A Halve + A Kwart = Pain

On Sunday, G and I were up at 7.30, out the door by 8.30, and knew it was only hours before we were subjecting ourselves to torture.  I’m not sure about the exact temperature yesterday, but I am certain it was not above 40F/4.4C.  A few months ago, we signed up for the Egmond Halve (half) Marathon.  I’ve had a half marathon on my bucket list for a few years (for me, a half is my “marathon”) and while training in October and November, I was getting really excited about crossing that one off.  Then December came.  And went.  And I didn’t run a single day.  I’m not making excuses, but two trips to the States and a week of being sick didn’t exactly help keep me on schedule.  Fortunately I didn’t have to be a total quitter and there was a kwart (quarter) marathon race before the halve to which I could switch.  While G’s December training regime was almost as non-existent as mine, he’s wayyyy better conditioned as a runner than I am so he still ran the halve marathon.

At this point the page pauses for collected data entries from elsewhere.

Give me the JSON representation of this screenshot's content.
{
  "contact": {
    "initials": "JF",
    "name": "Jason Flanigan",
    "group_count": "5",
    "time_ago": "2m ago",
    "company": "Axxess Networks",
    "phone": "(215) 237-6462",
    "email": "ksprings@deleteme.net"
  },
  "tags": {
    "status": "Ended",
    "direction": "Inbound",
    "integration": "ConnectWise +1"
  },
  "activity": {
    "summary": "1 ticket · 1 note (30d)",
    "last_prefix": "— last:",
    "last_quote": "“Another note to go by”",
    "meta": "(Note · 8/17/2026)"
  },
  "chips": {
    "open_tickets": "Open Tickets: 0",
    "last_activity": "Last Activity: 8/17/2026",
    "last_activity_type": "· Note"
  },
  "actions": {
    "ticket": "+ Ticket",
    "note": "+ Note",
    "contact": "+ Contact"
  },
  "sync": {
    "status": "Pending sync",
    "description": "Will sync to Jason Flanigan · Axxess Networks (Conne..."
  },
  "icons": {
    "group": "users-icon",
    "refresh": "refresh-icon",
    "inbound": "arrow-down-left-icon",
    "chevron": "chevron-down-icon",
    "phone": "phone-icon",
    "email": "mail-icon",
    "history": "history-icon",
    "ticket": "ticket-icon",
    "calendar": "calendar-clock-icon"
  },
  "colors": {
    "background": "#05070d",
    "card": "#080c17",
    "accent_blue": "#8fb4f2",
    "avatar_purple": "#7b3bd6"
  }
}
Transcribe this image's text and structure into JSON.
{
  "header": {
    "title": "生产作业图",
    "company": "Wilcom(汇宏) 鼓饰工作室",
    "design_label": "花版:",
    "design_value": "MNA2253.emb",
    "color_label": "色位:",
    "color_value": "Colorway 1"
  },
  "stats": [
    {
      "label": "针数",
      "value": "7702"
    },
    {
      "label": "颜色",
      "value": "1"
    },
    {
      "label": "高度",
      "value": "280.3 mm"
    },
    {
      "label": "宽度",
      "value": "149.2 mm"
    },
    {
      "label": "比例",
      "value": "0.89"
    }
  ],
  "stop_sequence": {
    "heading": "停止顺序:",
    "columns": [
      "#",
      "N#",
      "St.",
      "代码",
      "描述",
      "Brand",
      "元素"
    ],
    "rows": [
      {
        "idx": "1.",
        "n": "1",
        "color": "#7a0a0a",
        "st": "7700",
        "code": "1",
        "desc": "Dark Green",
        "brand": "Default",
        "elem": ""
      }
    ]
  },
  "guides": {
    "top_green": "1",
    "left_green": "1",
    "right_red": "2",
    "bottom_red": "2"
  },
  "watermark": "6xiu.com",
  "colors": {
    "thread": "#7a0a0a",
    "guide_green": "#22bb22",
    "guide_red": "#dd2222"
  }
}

The quarter run is 6.5 miles/10.5 km and the half is 13.1 miles/21.1km.  My course is outlined in black, G’s continues with the black and white dots:

Given the Netherlands is a relatively flat country, they like to kick it up a notch in other ways with their road races.  The Egmond race was in January (brrr!) and part of the course was on the beach (read: major winds from the North Sea).  And after you have given your heart and soul pounding the sands of the beach trying to keep your race pace, you are required to run/hike/crawl—whatever means will get you to the top—up one heck of a sand dune hill.  Seemed more like a mini-mountain to me.

Me during my bad decision to toss G my gloves

It was absolutely grueling and I was cursing every four letter word I could think of at myself for having failed with my training schedule.  I had breathing cramps in my sides, not enough potassium in my body which caused my leg muscles to lock up, and ice blocks for hands since I dumped my gloves prematurely.  During the last mile, nearly every step was painful since my knee was throbbing and I was eager for the finish line.  My time certainly wasn’t a personal record, probably more like a “personal worst” if I cared to compare it against prior race times.  As I crossed the finish line and was handed my partcipation medal,  I promised myself to find another half marathon this year AND properly train for it!

G waiting to start and the wind fills his jacket

G’s race started after mine, but since my finish line and his start line were a good distance from each other, I wasn’t able to see him start the race.  And he didn’t realize my race’s finish line was different than his race’s finish line, so he didn’t see me finish the race.  He and our friend A were at the half marathon finish line wondering “where the heck is that slow-poke R?” and thinking maybe I had fallen into the North Sea and was floating out towards the east coast of England.

Thousands of runners waiting & shivering

G didn’t have a great race either.  The wind was equally as brutal, his sinuses were a mess, and his right foot had major pain towards the latter part of the race.  Not to mention he was running twice the distance I just ran.  A and I waited just in front of the finish line and high-fived G as he whizzed by. Afterwards, G and I were both walking at a much slower pace and I’m sure A thought we had morphed into an oma and opa (grandma and grandpa).

G (red hat) was so fast that my photo was from behind

Faking a smile to mask the pain

Thanks to A for braving cold temps to cheer us on!

Since I had a few hours to recover (and ran the shorter distance), I offered to drive home.  Sounds like an easy task except for the fact our car is a manual shift, my legs were in pain, and we hit gridlock traffic along most of the A9 en route back to Amsterdam.  I just can’t win.